I've fount out that the image address can be acquired by clicking on the image and selecting copy image address. An example :https://www.nea.gov.sg/docs/default-source/rain-area-240km/dpsri_240km_2022091920000000dBR.dpsri.png

I've noted that the string of numbers would represent the date and time. So the one I'd need would be 20220731xxxxxxx where x would be the time. However, how would I then use this to webscrape?

Could someone provide some guidance? I can't even seem to find the radar scans for that day. Thank you.

CodePudding user response：

You can consider the following code to save the screenshots of the webpage :

library(RSelenium)
url <- "https://www.nea.gov.sg/weather/rain-areas"
shell('docker run -d -p 4445:4444 selenium/standalone-firefox')
remDr <- remoteDriver(remoteServerAddr = "localhost", port = 4445L, browserName = "firefox")
remDr$open()
remDr$navigate(url)

web_Elem <- remDr$findElement("xpath", '//*[@id="rain-area-slider"]/div/button')
web_Elem$clickElement()

for(i in 1 : 10)
{
  print(i)
  Sys.sleep(1)
  path_To_File <- paste0("C:/file", i, ".png")
  remDr$screenshot(display = FALSE, useViewer = TRUE, file = path_To_File)
}

CodePudding user response：

Scraping the images from the website requires you to interact with the website (e.g. clicks), so we will use the RSelenium package for the task. You will also need to have Firefox installed on your system to be able to follow this solution.

1. Load packages

We will begin by loading our packages of interest:

# Load packages ----
pacman::p_load(
  httr,
  png,
  purrr,
  RSelenium,
  rvest,
  servr
)

2. Setup

Now, we need to start the Selenium server with firefox. The following code will start a firefox instance. Run it and wait for firefox to launch:

# Start Selenium driver with firefox ----
rsd <- rsDriver(browser = "firefox", port = random_port())
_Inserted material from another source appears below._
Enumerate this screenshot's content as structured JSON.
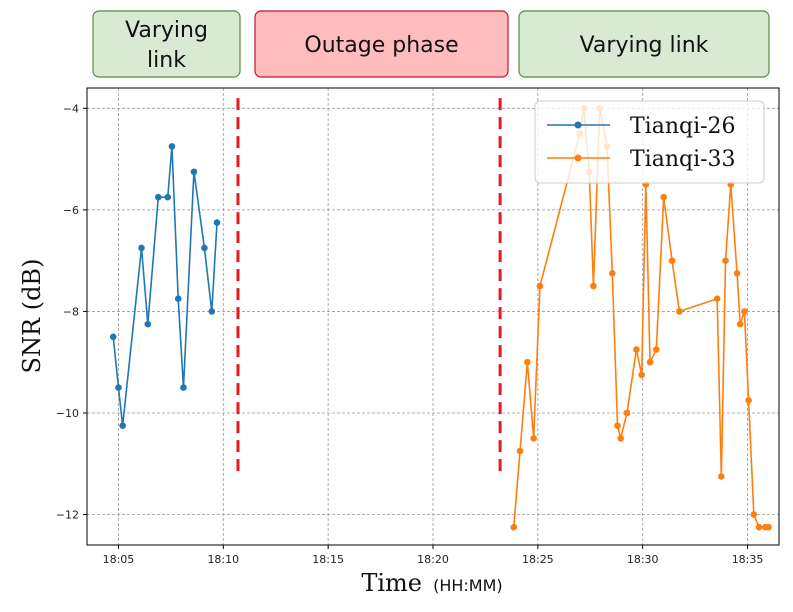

Now that the firefox browser (aka the client) is up, we want to be able to manipulate it with our code. So, let's create a variable (cl for client) that will represent it. We will use the variable to perform all the actions we need:

cl <- rsd$client

The first action we want to perform is to navigate to the website. Once you run the code, notice how Firefox goes to the website as a response to you running your R code:

# Navigate to the webpage ----
cl$navigate(url = "https://www.nea.gov.sg/weather/rain-areas")

Let's get scraping

Now we're going to begin the actual scraping! @EmmanuelHamel took the clever approach of simply clicking on the "play" button in order to launch the automatic "slideshow". He then took a screenshot of the webpage every second in order to capture the changes in the image. The approach I use is somewhat different.

In the code below, I identify the 13 steps of the slideshow (along the horizontal green bar) and I click on each "step" one after the other. After clicking on a step, I get the URL of the image, then I click on the other step... all the way to the 13th step.
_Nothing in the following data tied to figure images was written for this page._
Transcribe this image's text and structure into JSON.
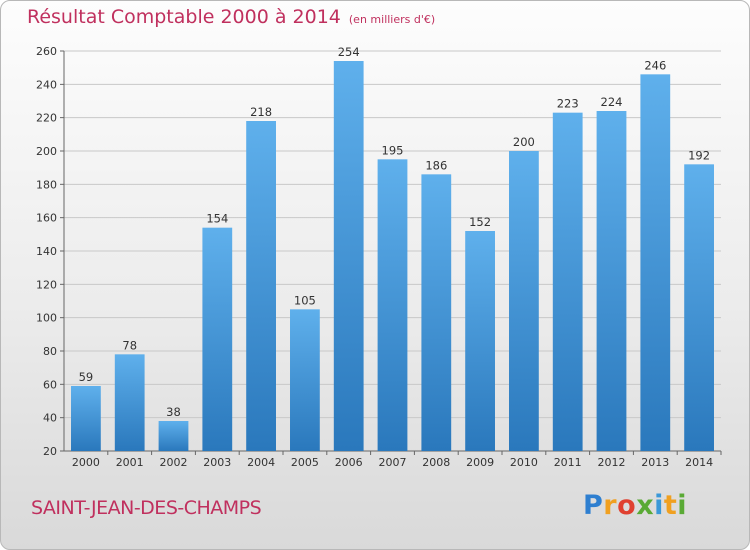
{
  "chart_data": {
    "type": "bar",
    "title": "Résultat Comptable 2000 à 2014",
    "subtitle": "(en milliers d'€)",
    "categories": [
      "2000",
      "2001",
      "2002",
      "2003",
      "2004",
      "2005",
      "2006",
      "2007",
      "2008",
      "2009",
      "2010",
      "2011",
      "2012",
      "2013",
      "2014"
    ],
    "values": [
      59,
      78,
      38,
      154,
      218,
      105,
      254,
      195,
      186,
      152,
      200,
      223,
      224,
      246,
      192
    ],
    "ylim": [
      20,
      260
    ],
    "yticks": [
      20,
      40,
      60,
      80,
      100,
      120,
      140,
      160,
      180,
      200,
      220,
      240,
      260
    ],
    "xlabel": "",
    "ylabel": "",
    "grid": true
  },
  "footer": {
    "city": "SAINT-JEAN-DES-CHAMPS",
    "logo_letters": [
      "P",
      "r",
      "o",
      "x",
      "i",
      "t",
      "i"
    ]
  },
  "colors": {
    "title": "#c0305e",
    "bar_top": "#5fb0ec",
    "bar_bottom": "#2a78bc"
  }
}
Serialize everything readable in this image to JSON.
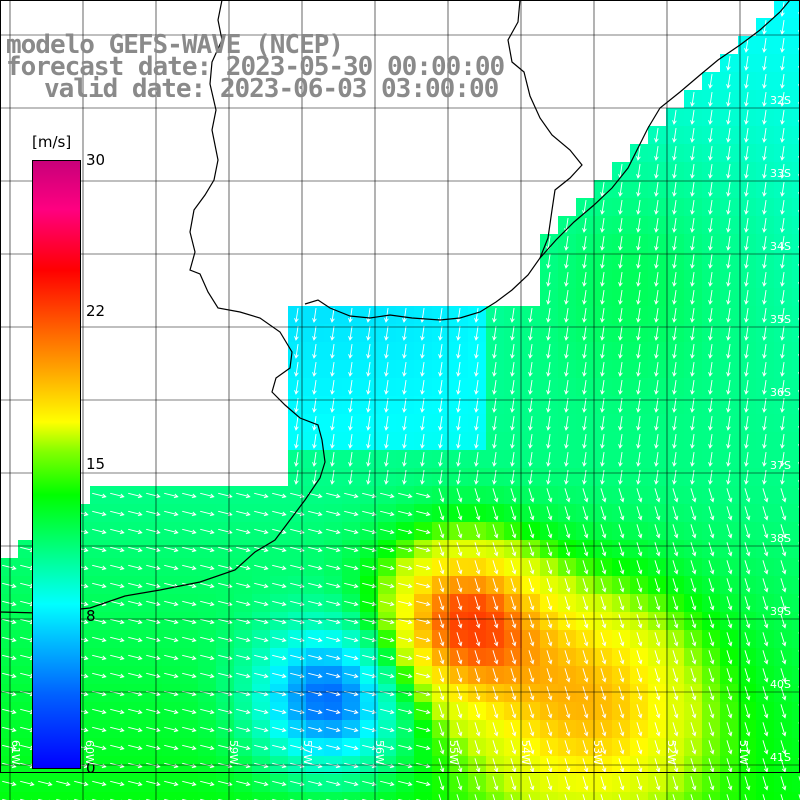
{
  "title": {
    "line1": "modelo GEFS-WAVE (NCEP)",
    "line2": "forecast date: 2023-05-30 00:00:00",
    "line3": "valid date: 2023-06-03 03:00:00"
  },
  "colorbar": {
    "unit": "[m/s]",
    "ticks": [
      "30",
      "22",
      "15",
      "8",
      "0"
    ],
    "tick_values": [
      30,
      22,
      15,
      8,
      0
    ],
    "range": [
      0,
      30
    ]
  },
  "lat_labels": [
    "32S",
    "33S",
    "34S",
    "35S",
    "36S",
    "37S",
    "38S",
    "39S",
    "40S",
    "41S"
  ],
  "lon_labels": [
    "61W",
    "60W",
    "59W",
    "57W",
    "56W",
    "55W",
    "54W",
    "53W",
    "52W",
    "51W"
  ],
  "colors": {
    "land": "#ffffff",
    "grid": "#000000",
    "arrow": "#ffffff",
    "coast": "#000000",
    "title": "#8a8a8a"
  }
}
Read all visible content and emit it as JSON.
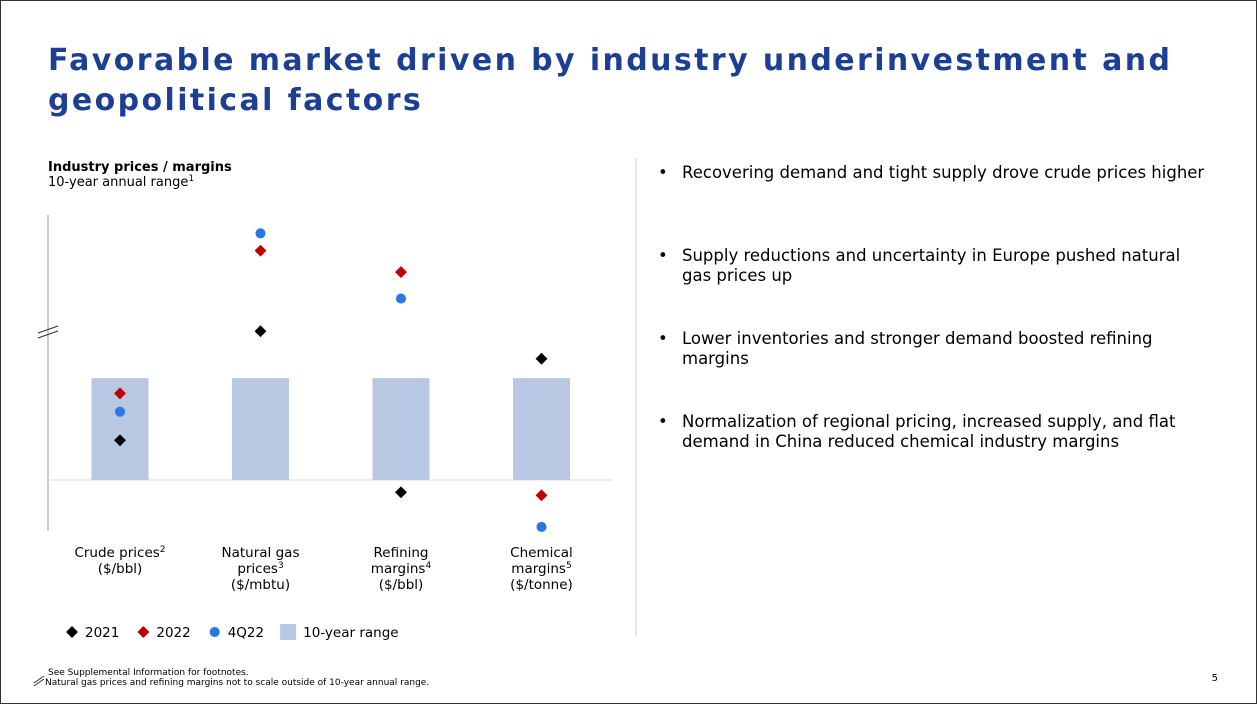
{
  "title": "Favorable market driven by industry underinvestment and geopolitical factors",
  "chart_data": {
    "type": "range-dot",
    "title": "Industry prices / margins",
    "subtitle": "10-year annual range",
    "subtitle_note": "1",
    "categories": [
      {
        "lines": [
          "Crude prices"
        ],
        "note": "2",
        "unit": "($/bbl)"
      },
      {
        "lines": [
          "Natural gas",
          "prices"
        ],
        "note": "3",
        "unit": "($/mbtu)"
      },
      {
        "lines": [
          "Refining",
          "margins"
        ],
        "note": "4",
        "unit": "($/bbl)"
      },
      {
        "lines": [
          "Chemical",
          "margins"
        ],
        "note": "5",
        "unit": "($/tonne)"
      }
    ],
    "range": {
      "name": "10-year range",
      "color": "#b8c7e2",
      "low": [
        0,
        0,
        0,
        0
      ],
      "high": [
        1,
        1,
        1,
        1
      ]
    },
    "series": [
      {
        "name": "2021",
        "color": "#000000",
        "marker": "diamond",
        "values": [
          0.39,
          1.46,
          -0.12,
          1.19
        ]
      },
      {
        "name": "2022",
        "color": "#c00000",
        "marker": "diamond",
        "values": [
          0.85,
          2.25,
          2.04,
          -0.15
        ]
      },
      {
        "name": "4Q22",
        "color": "#2b78e4",
        "marker": "circle",
        "values": [
          0.67,
          2.42,
          1.78,
          -0.46
        ]
      }
    ],
    "ylim": [
      -0.5,
      2.6
    ]
  },
  "bullets": [
    "Recovering demand and tight supply drove crude prices higher",
    "Supply reductions and uncertainty in Europe pushed natural gas prices up",
    "Lower inventories and stronger demand boosted refining margins",
    "Normalization of regional pricing, increased supply, and flat demand in China reduced chemical industry margins"
  ],
  "footnotes": [
    "See Supplemental Information for footnotes.",
    "Natural gas prices and refining margins not to scale outside of 10-year annual range."
  ],
  "page_number": "5"
}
Here I get the HTML element for each step:

# Get the selector for each of the 13 steps
rail_steps <- cl$findElements(using = "css", value = "div.vue-slider-mark")[1:13]

Then, I click on each element and get the image URL at each step. After you run this code, check how your code manipulates the webpage on the firefox instance, isn't that cool?

img_urls <- map_chr(rail_steps, function(step){
    
  cl$mouseMoveToLocation(webElement = step)
  cl$click()
  
  img_el <- cl$findElement(using = "css", value = "#rain_overlay")
  
  Sys.sleep(1)
  
  imcg_url <- 
    img_el$getElementAttribute(attrName = "src")[[1]]
  
})

Finally, I create an image folder img where I download and save the images:

# Create an image folder then download all images in it ----

dir.create("img")

walk(img_urls, function(img_url){
  GET(url = img_url) |>
    content() |>
    writePNG(target = paste0("img/", basename(img_url)))
})

Important

The downloaded images do not contain the background map on the webpage... only the points! You can download the background map then lay the points on top of it (using an image processing software for example). Here is how to download the background map:

# Download the background map----
GET(url = "https://www.nea.gov.sg/assets/images/map/base-853.png") |>
  content() |>
  writePNG(target = "base_image.png")

If you want to combine the images programmatically, you may want to look into the magick package in R.